This vendor-written piece has been edited by Executive Networks Media to eliminate product promotion, but readers should note it will likely favour the submitter's approach.
Whether you're an ISP, a managed security service provider or a web service provider, achieving true business success will rely on one thing: How do you protect yourself from online threats and honour your accessibility and uptime commitments without compromising business gain and opportunity?
Downtime is not an option in any sector. From e-commerce to finance, healthcare to government — your customers expect uncompromising performance that is faster, more secure, and can scale instantly. Yet the volume and sophistication of Distributed Denial of Service (DDoS) attacks today is unprecedented, and growing by the minute. IT and security teams need new expert partners who can offer current insights, intelligence and understanding of the threat landscape in order to look past the immediate threat of DDoS attacks, and guide them on a path towards greater performance, reliability and true business gain.
So what are some of the key business risks facing service providers? And how can IT teams mitigate these as effectively as possible while adding value for customers in what is an increasingly competitive industry? What should IT professionals be asking of their knowledge partners to set a path to true business gain with security and readiness as competitive differentiators?
Surveying the threat landscape
The threat landscape has never been more treacherous. Intelligence from the Nexusguard Security Operations Centre tells us that attackers are advancing zero day exploits into 'zero-day-plus-one' attacks at record speed. Attacks are outpacing even those IT teams working at their most efficient pace, and teams could not possibly be expected to keep up with the rate of attack. This was precisely how opportunistic threats like Heartbleed and Shellshock were exploited to turn unsuspecting web servers into bot machines capable of launching DDoS attacks within hours. Add to this the falling cost of botnet-for-hire schemes that threaten to attack unsuspecting businesses for as little as twenty-dollars per attack and teams are overwhelmed in their efforts to stay ahead of swiftly evolving threats.

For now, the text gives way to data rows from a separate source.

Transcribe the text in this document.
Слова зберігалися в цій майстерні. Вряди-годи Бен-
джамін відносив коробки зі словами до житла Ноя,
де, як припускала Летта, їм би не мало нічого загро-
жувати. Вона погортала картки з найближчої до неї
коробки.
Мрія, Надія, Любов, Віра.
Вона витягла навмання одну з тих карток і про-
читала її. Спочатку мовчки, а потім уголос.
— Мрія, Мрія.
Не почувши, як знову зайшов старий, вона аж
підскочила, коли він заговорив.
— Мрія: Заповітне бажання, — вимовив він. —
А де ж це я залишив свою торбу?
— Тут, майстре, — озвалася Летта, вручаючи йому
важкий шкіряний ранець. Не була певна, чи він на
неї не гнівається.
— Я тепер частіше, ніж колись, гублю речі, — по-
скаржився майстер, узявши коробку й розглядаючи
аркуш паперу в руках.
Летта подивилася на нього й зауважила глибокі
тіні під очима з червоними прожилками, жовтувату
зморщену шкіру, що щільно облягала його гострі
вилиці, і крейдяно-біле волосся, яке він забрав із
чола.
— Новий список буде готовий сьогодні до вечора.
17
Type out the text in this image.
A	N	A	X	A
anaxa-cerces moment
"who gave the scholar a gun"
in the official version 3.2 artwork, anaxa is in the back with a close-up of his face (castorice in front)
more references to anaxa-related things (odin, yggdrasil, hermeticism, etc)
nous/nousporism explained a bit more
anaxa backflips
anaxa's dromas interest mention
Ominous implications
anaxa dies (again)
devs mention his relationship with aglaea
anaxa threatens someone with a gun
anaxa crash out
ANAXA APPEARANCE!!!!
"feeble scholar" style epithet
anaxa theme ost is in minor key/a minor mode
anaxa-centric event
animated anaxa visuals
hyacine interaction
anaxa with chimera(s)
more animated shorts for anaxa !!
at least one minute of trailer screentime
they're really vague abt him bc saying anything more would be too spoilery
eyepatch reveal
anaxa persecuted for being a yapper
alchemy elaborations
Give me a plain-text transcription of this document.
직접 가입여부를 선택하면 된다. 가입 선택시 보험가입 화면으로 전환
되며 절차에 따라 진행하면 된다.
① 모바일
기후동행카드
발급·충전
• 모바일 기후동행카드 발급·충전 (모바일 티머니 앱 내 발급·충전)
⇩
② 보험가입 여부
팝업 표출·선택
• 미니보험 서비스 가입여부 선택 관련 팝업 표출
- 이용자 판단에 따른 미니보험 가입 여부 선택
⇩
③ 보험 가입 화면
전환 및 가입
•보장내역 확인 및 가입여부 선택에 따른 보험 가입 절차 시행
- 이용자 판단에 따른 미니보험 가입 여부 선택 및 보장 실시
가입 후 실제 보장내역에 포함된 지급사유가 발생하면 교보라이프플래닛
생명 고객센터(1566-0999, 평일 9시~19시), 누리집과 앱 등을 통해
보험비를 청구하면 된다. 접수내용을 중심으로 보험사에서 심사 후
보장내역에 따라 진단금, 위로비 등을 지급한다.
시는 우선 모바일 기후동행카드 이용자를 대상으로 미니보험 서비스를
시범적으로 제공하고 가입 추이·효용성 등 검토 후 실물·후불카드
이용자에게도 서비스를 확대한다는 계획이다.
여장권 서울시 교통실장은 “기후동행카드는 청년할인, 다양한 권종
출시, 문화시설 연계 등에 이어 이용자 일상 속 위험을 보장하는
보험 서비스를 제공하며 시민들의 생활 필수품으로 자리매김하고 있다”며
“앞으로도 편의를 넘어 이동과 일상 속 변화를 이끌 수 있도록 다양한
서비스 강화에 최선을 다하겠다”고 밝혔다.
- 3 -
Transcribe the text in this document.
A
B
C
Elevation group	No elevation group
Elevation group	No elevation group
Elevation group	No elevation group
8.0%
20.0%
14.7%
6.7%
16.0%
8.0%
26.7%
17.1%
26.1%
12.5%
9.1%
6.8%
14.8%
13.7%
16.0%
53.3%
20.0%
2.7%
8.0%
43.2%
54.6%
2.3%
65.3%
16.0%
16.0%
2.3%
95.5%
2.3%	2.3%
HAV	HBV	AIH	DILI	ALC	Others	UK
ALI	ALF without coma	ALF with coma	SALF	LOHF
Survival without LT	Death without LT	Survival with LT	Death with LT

Hackers are increasingly focusing on complex, multi-vector attacks which require specialised platforms and expertise to mitigate effectively. Reflection techniques including DNS amplification, Distributed Reflective Denial of Service (DRDoS) — which fire legitimate service queries to vulnerable public servers, spoofing the target IP as the source IP — Network Time Protocol (NTP) and User Datagram Protocol (UDP) traffic attacks have also become a popular way of overwhelming victim organizations. Today's attackers are agile, resourceful and extremely determined: ready to change tactics at will to avoid detection. So while NTP reflection attacks were popular in 2014 and at the beginning of this year, they've begun to wane of late as more and more NTP servers are patched. In response, attackers have moved on to the next attack surface and next vulnerability.